Le 6 avril 1919, Angèle Lecat reçut à titre posthume la croix de guerre avec la citation suivante, signée du Maréchal Pétain : « …Mademoiselle Angèle Lecat de Rumegies, jeune fille d’une abnégation et d’un patriotisme admirables, a payé de sa vie les services exceptionnels qu’elle a rendus à la France ». En juillet 1919, quelques jours après la signature du traité de Versailles, la ville de Saint-Amand et la commune de Rumegies lui firent d’imposantes funérailles. En 1924, on lui remit la croix de Chevalier de la Légion d’honneur.
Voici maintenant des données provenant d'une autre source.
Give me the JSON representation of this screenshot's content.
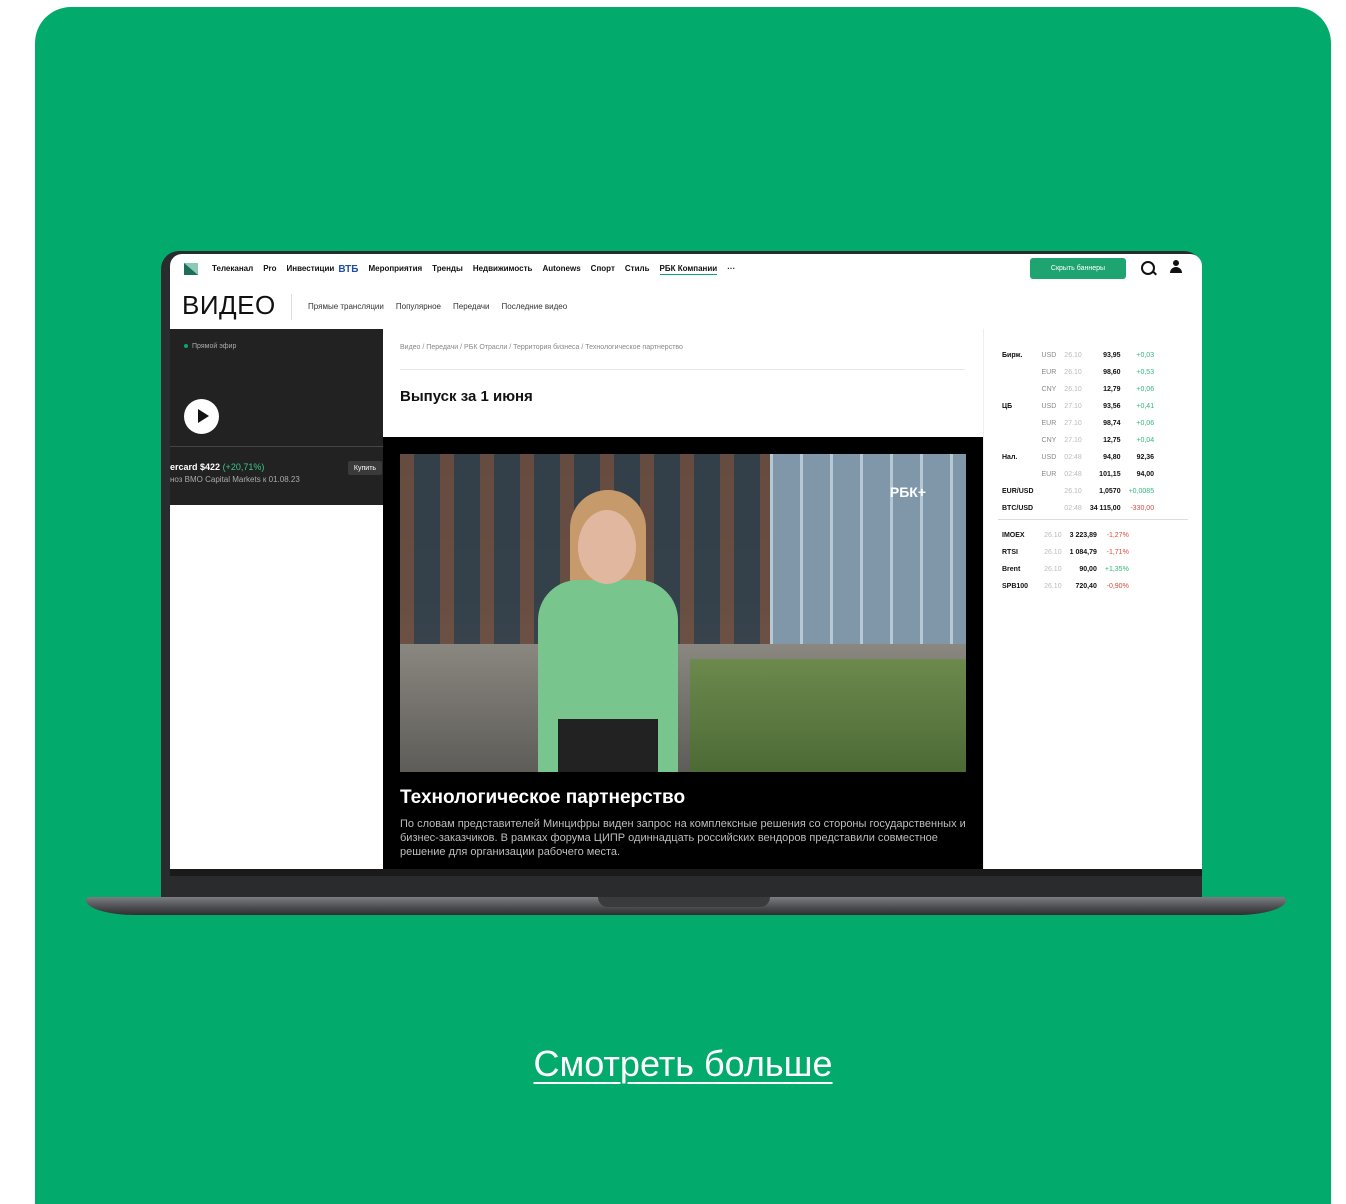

Angèle Lecat reste, pour la mémoire, une victime de la guerre et le symbole de la fibre patriotique qui se mit en émoi dès l’invasion allemande à l’automne 1914. Mourir à 29 ans pour un pigeon peut sembler bien irréel aujourd’hui. La vie perdue par idéal patriotique reste une tragédie pour l’ensemble de la société. Prochainement, un espace muséal dédié aux femmes résistantes verra le jour à Saint-Amand-les-Eaux. Angèle Lecat y aura sa place aux côtés de Louise de Bettignies, Gabrielle Petit et Edith Cavell.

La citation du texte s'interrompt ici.